Of course, there are those of us who pursue superpowers within the confines of our born abilities. Take the Grizzly Man or those cliff-jumping crazies who fly around in squirrel suits. They’ve become superpowerful, although they’ve done it in a Batman type way.

Other super types include Kim Jong II and Adolf Hitler, both men who built themselves into larger than life entities, each with a staggering array of powers at his disposal. The fact of those two maniacs brings us to the moral dilemma that comes with super status in the same irrevocable way that rent comes with landlords. Uncle Ben, that less than super pillar of moral righteousness, put it best with the great-power/great-responsibility speech he gave Peter Parker.

Notions of good and bad are murkier still in The Dark Knight, in which various ham-fisted soliloquies remind us of moral relativism in what might be described as audience reception. The crux of all that is basically this: I dig heroes when it suits me, and hate them thereafter. At work is a spectrum that begins with the hope for salvation and ends with jealousy and resentment. Like, thanks for returning my purse, but now you can screw off with that ridiculous motorcycle and go hang upside down somewhere; your parents don’t care anymore.

But I digress. No doubt the universe has deliberately arranged itself in such a way as to disallow members of the same species to stand out from their brethren on account of super special abilities. It should be noted, though, that special abilities like Olympic strength and Einsteinian intelligence are acceptable. Dollops of entertainment and destruction are natural — anything more is unacceptable.

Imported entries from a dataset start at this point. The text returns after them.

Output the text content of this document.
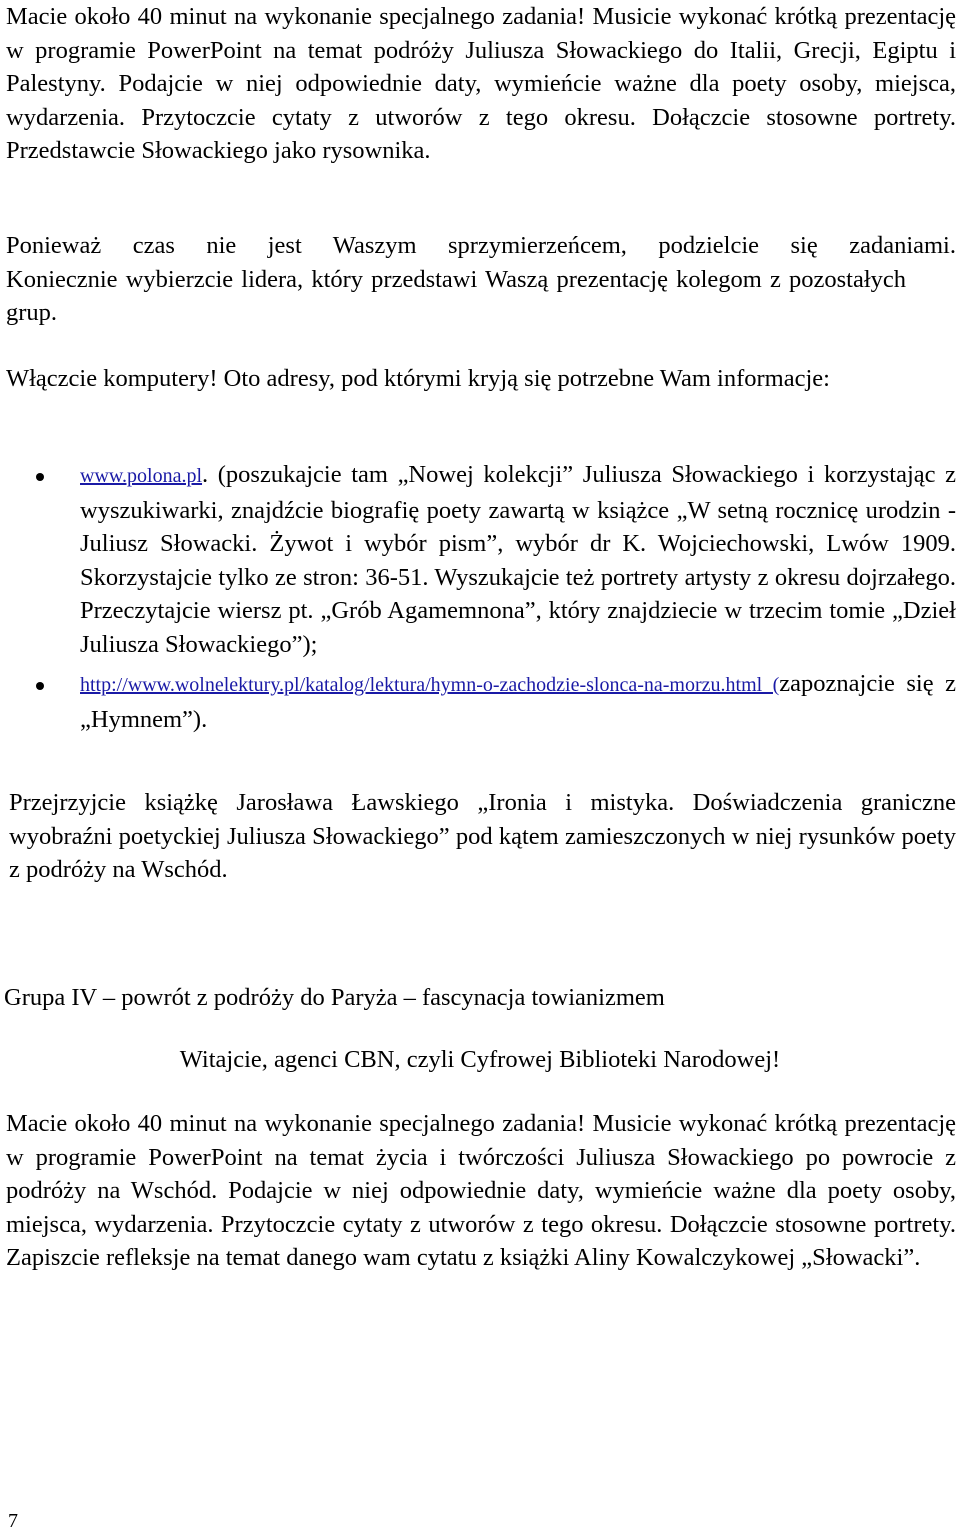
Macie około 40 minut na wykonanie specjalnego zadania! Musicie wykonać krótką prezentację w programie PowerPoint na temat podróży Juliusza Słowackiego do Italii, Grecji, Egiptu i Palestyny. Podajcie w niej odpowiednie daty, wymieńcie ważne dla poety osoby, miejsca, wydarzenia. Przytoczcie cytaty z utworów z tego okresu. Dołączcie stosowne portrety. Przedstawcie Słowackiego jako rysownika.

Ponieważ czas nie jest Waszym sprzymierzeńcem, podzielcie się zadaniami.

Koniecznie wybierzcie lidera, który przedstawi Waszą prezentację kolegom z pozostałych grup.

Włączcie komputery! Oto adresy, pod którymi kryją się potrzebne Wam informacje:

www.polona.pl. (poszukajcie tam „Nowej kolekcji” Juliusza Słowackiego i korzystając z wyszukiwarki, znajdźcie biografię poety zawartą w książce „W setną rocznicę urodzin - Juliusz Słowacki. Żywot i wybór pism”, wybór dr K. Wojciechowski, Lwów 1909. Skorzystajcie tylko ze stron: 36-51. Wyszukajcie też portrety artysty z okresu dojrzałego. Przeczytajcie wiersz pt. „Grób Agamemnona”, który znajdziecie w trzecim tomie „Dzieł Juliusza Słowackiego”);
http://www.wolnelektury.pl/katalog/lektura/hymn-o-zachodzie-slonca-na-morzu.html (zapoznajcie się z „Hymnem”).

Przejrzyjcie książkę Jarosława Ławskiego „Ironia i mistyka. Doświadczenia graniczne wyobraźni poetyckiej Juliusza Słowackiego” pod kątem zamieszczonych w niej rysunków poety z podróży na Wschód.

Grupa IV – powrót z podróży do Paryża – fascynacja towianizmem

Witajcie, agenci CBN, czyli Cyfrowej Biblioteki Narodowej!

Macie około 40 minut na wykonanie specjalnego zadania! Musicie wykonać krótką prezentację w programie PowerPoint na temat życia i twórczości Juliusza Słowackiego po powrocie z podróży na Wschód. Podajcie w niej odpowiednie daty, wymieńcie ważne dla poety osoby, miejsca, wydarzenia. Przytoczcie cytaty z utworów z tego okresu. Dołączcie stosowne portrety. Zapiszcie refleksje na temat danego wam cytatu z książki Aliny Kowalczykowej „Słowacki”.

7
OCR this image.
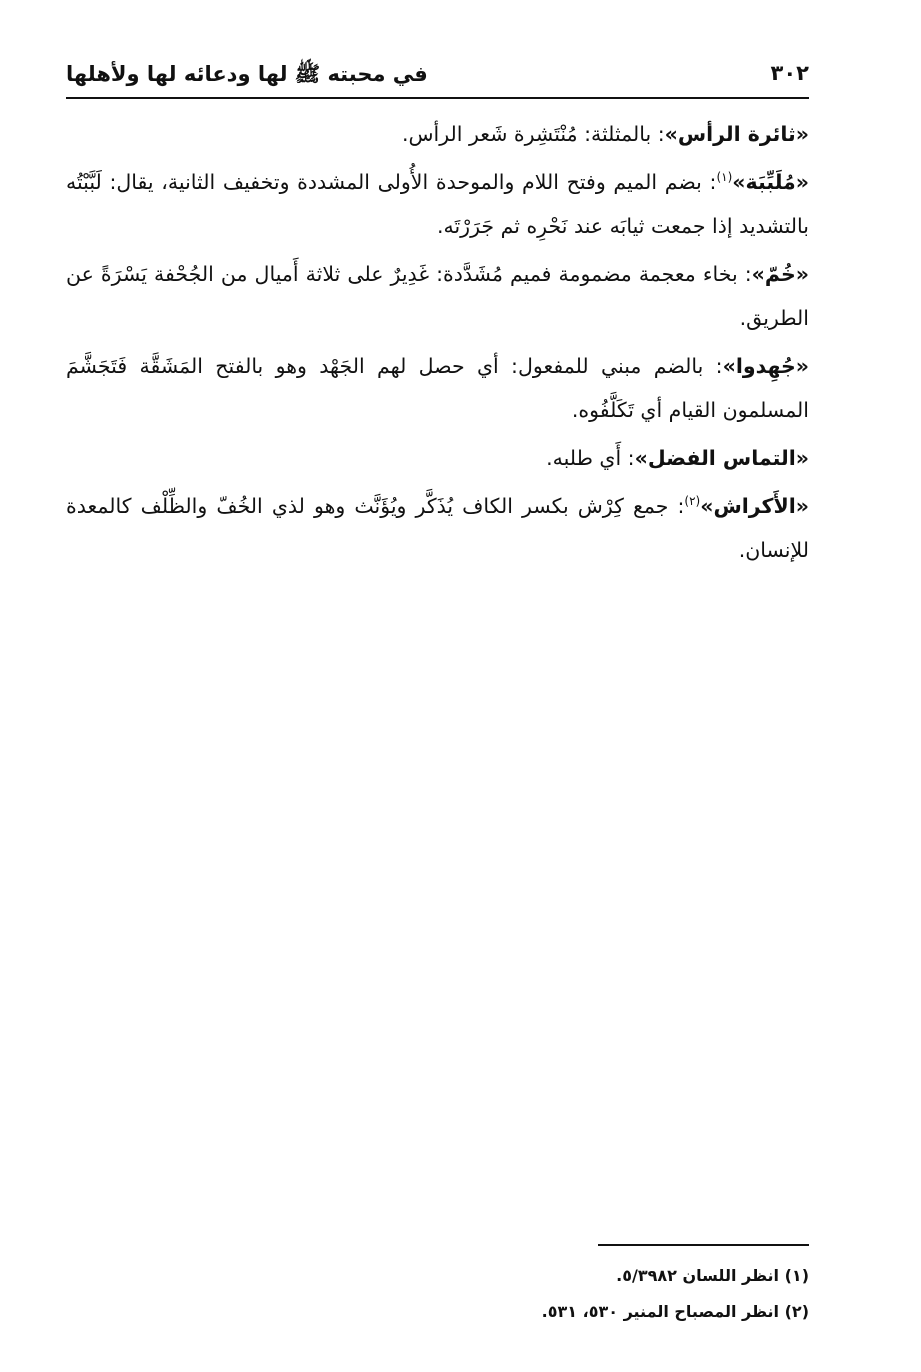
٣٠٢
في محبته ﷺ لها ودعائه لها ولأهلها

«ثائرة الرأس»: بالمثلثة: مُنْتَشِرة شَعر الرأس.

«مُلَبِّبَة»$^{(١)}$: بضم الميم وفتح اللام والموحدة الأُولى المشددة وتخفيف الثانية، يقال: لَبَّبْتُه بالتشديد إذا جمعت ثيابَه عند نَحْرِه ثم جَرَرْتَه.

«خُمّ»: بخاء معجمة مضمومة فميم مُشَدَّدة: غَدِيرٌ على ثلاثة أَميال من الجُحْفة يَسْرَةً عن الطريق.

«جُهِدوا»: بالضم مبني للمفعول: أي حصل لهم الجَهْد وهو بالفتح المَشَقَّة فَتَجَشَّمَ المسلمون القيام أي تَكَلَّفُوه.

«التماس الفضل»: أَي طلبه.

«الأَكراش»$^{(٢)}$: جمع كِرْش بكسر الكاف يُذَكَّر ويُؤَنَّث وهو لذي الخُفّ والظِّلْف كالمعدة للإنسان.

(١) انظر اللسان ٥/٣٩٨٢.

(٢) انظر المصباح المنير ٥٣٠، ٥٣١.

Were it any other way, the potential for vengeful orgies would be even larger than my black hole palms fantasy. Imagine if someone could stop time. One second you’re heating up soup; the next, you’re making out with your neighbour’s father in the back of his van while listening to Neil Diamond. The likelihood of intense societal damage there is horrifically profound, to say nothing of record sales where there should be none. Throw some shabby, Pakistani nuclear facility into the mix and things are even direr still.

To be sure, there’s universality in being unsatisfied with one’s lot in life. As mentioned, those of us oppressed by the mundane knee-jerk towards fantasies of superness. To be fair, those of us under the thumb of some demented government often move towards fantasies of liberation as well. Call that the rebel spirit. Having never discussed this with a political refugee, I can’t be certain those fantasies don’t include powers outside the human realm.

Either way, there’s a reason we don’t get those powers. None of us are Spiderman — which is a relief in that you’ll never be depicted on screen by Tobey Maguire — and few of us are moral when sufficiently empowered with opportunities not to be. That’s why all the normal folk in X-Men want to kill the mutants. How could you ever learn to trust some woman who controls the weather? Burn the witch, as they say.